The majority of Jewish-American groups, especially in Arizona, for example, passionately support migrant rights and immigration reform, defend outlawed Mexican-American Studies programs, and rail at the thousands of migrant deaths in the US/Mexico desert borderlands resulting from the 20-year US militarization of its southern border.

Meanwhile, the Republican-led AZ-Israel bill gloats that "Israel receives vital military and security assistance from the United States, much of which, in turn, is spent here in Arizona with its defense contractors"--no doubt along the border, where a big military-style "defense" business booms.

So for whom is this bill written?
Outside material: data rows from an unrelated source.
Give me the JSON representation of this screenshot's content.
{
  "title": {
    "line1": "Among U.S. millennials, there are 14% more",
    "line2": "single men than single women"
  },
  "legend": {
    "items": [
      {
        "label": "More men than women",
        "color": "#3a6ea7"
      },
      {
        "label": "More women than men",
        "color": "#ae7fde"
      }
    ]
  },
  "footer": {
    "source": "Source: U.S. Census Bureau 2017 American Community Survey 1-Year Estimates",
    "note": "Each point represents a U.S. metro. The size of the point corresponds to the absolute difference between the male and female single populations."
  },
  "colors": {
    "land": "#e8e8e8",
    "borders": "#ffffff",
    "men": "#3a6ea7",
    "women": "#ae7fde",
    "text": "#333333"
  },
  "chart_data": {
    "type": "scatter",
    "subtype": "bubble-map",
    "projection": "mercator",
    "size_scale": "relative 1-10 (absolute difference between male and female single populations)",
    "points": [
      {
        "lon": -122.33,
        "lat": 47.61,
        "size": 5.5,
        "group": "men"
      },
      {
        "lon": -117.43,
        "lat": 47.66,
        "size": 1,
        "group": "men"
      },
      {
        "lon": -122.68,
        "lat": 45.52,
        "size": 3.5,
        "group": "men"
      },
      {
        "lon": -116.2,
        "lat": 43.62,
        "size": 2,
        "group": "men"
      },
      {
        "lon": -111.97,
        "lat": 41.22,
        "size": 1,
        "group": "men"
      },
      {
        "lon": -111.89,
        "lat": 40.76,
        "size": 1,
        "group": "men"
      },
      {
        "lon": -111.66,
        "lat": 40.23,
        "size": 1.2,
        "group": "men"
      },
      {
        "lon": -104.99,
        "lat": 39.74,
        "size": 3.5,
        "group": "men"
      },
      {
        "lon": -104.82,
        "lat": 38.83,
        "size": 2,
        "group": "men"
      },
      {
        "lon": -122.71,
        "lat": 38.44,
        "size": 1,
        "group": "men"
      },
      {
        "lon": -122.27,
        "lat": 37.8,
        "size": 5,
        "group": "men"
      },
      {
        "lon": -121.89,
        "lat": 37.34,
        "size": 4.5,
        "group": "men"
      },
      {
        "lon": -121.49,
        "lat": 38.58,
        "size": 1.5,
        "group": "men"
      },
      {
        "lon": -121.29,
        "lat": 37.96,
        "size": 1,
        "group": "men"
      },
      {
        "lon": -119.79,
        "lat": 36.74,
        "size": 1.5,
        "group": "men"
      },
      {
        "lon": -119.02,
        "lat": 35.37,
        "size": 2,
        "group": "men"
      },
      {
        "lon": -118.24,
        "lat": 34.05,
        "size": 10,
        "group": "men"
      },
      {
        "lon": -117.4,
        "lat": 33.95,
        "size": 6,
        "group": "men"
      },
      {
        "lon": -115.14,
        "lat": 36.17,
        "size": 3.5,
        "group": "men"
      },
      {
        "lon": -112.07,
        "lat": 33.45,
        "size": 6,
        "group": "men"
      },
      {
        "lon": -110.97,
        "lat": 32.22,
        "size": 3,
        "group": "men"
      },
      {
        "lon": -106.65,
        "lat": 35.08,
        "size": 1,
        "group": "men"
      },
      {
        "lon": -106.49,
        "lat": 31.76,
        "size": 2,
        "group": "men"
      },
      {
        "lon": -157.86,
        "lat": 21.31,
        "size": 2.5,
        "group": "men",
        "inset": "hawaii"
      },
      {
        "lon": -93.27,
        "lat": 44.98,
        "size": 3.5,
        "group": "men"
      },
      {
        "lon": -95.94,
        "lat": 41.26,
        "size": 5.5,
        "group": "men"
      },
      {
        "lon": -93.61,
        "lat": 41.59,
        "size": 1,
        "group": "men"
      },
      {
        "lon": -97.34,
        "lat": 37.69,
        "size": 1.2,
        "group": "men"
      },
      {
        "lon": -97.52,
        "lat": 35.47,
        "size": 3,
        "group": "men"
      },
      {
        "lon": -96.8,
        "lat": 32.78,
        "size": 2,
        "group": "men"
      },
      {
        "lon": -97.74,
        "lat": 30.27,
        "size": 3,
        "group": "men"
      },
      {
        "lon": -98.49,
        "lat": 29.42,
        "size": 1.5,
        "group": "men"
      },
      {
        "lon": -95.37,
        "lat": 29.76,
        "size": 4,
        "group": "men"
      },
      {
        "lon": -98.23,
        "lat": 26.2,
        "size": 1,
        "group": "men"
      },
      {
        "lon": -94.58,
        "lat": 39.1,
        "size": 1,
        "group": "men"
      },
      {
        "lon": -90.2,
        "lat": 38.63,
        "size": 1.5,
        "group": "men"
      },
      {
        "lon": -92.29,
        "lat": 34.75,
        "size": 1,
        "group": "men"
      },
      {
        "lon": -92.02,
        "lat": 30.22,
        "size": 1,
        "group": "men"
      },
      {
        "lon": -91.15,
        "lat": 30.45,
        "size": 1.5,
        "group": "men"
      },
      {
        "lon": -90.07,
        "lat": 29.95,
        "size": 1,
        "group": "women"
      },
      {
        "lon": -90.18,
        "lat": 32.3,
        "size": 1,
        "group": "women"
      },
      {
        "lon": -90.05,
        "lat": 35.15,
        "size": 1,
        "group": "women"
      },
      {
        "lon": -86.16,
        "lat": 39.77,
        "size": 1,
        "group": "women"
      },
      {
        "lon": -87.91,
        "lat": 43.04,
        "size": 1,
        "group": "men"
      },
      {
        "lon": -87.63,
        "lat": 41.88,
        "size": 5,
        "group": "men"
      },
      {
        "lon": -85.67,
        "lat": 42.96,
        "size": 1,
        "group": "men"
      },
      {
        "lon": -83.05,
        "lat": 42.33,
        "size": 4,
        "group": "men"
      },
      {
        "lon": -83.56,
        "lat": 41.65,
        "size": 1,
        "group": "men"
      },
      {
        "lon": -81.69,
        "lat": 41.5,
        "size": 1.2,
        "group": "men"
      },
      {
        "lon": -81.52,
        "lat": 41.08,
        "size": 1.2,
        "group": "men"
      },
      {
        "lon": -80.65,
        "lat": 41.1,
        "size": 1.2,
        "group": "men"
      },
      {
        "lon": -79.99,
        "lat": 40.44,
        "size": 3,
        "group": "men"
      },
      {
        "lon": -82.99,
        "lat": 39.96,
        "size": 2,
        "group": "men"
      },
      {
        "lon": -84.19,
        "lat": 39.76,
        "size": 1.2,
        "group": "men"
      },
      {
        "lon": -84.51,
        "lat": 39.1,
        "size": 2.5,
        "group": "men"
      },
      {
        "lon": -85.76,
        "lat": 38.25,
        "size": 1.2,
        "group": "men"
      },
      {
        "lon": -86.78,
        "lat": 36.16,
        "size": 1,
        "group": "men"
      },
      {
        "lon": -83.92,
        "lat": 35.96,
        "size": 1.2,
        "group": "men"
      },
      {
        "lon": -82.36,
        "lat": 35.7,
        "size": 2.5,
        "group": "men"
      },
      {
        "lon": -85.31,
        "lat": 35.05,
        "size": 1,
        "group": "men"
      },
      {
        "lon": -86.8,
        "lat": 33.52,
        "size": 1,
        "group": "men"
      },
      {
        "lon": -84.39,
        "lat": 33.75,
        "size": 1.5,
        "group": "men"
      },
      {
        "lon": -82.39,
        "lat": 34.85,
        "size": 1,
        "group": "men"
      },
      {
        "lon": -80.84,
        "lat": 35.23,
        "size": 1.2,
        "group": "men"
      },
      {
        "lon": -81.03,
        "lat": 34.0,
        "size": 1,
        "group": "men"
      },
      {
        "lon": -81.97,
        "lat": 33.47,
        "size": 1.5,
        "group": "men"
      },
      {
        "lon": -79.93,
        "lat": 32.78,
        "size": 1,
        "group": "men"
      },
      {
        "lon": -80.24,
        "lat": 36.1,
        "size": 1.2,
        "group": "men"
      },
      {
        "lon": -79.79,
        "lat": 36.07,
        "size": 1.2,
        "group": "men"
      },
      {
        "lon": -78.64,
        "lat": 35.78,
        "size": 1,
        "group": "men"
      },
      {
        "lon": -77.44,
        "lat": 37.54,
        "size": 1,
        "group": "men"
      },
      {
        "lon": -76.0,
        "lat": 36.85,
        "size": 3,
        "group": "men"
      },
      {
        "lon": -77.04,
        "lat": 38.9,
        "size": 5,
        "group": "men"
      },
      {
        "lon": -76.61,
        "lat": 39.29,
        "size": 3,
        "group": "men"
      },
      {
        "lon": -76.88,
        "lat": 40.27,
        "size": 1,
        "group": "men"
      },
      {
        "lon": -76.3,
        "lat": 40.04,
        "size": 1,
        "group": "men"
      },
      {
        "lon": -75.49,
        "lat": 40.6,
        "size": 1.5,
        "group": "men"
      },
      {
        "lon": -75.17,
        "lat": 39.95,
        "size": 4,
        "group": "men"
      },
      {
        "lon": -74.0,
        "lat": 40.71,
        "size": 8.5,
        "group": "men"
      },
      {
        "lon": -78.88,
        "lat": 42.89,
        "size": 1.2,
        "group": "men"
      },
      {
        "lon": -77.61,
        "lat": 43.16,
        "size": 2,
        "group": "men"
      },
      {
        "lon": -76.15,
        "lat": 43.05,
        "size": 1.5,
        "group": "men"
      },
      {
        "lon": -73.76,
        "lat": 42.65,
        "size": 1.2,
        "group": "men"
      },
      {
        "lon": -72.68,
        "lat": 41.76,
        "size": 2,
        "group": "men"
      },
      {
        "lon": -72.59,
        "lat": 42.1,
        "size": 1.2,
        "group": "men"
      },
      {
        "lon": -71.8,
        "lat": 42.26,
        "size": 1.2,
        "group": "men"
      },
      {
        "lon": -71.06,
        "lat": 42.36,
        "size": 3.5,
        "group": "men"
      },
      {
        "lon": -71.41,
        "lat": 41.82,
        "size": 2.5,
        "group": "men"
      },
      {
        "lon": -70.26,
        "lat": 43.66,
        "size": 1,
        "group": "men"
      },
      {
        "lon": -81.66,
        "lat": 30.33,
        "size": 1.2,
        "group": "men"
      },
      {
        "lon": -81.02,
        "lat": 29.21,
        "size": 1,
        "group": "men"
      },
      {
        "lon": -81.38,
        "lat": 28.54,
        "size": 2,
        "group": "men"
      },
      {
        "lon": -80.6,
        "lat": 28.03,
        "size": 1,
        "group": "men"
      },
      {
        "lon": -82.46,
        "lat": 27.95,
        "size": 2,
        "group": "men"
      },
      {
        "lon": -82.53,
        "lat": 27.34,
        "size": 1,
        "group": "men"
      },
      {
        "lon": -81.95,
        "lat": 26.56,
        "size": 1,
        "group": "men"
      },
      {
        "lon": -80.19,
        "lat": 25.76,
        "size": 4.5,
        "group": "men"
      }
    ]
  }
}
Who are the authors fooling? If anything, the bill is a political liability for a prominent array of Israel's American supporters whose unshakable support for Israeli policies--in light of the AZ-Israel bill--now appears irreconcilably rightwing to their cherished Latino allies, particularly in Arizona.

In other words, this bill forces one of the most powerful US-based Israel constituencies to have a lot of explaining to do. They'll likely have to exert significant time and energy trying to convince Latino allies that Israeli anti-immigrant and border militarization policies are justified against migrants and Palestinians by Israel because those migrant and border issues are indescribably different than those in Arizona.

The argument is a Catch-22 loss. Because whichever way one may try to spin it, the AZ-Israel bill runs contrary to migrant and Palestinian rights.

According to the House spokesperson, the AZ-Israel bill was remitted to the US Secretary of State the same day (Feb. 27) of its unanimous adoption on the House floor.

American liberals now face uneasy questions. The challenge now will be to apply standards equally across the board--across borders and states where situations may be different in the details but fundamental human rights issues remain stubborn and constant.

A version of this article appeared in The Arizona Republic on March 25.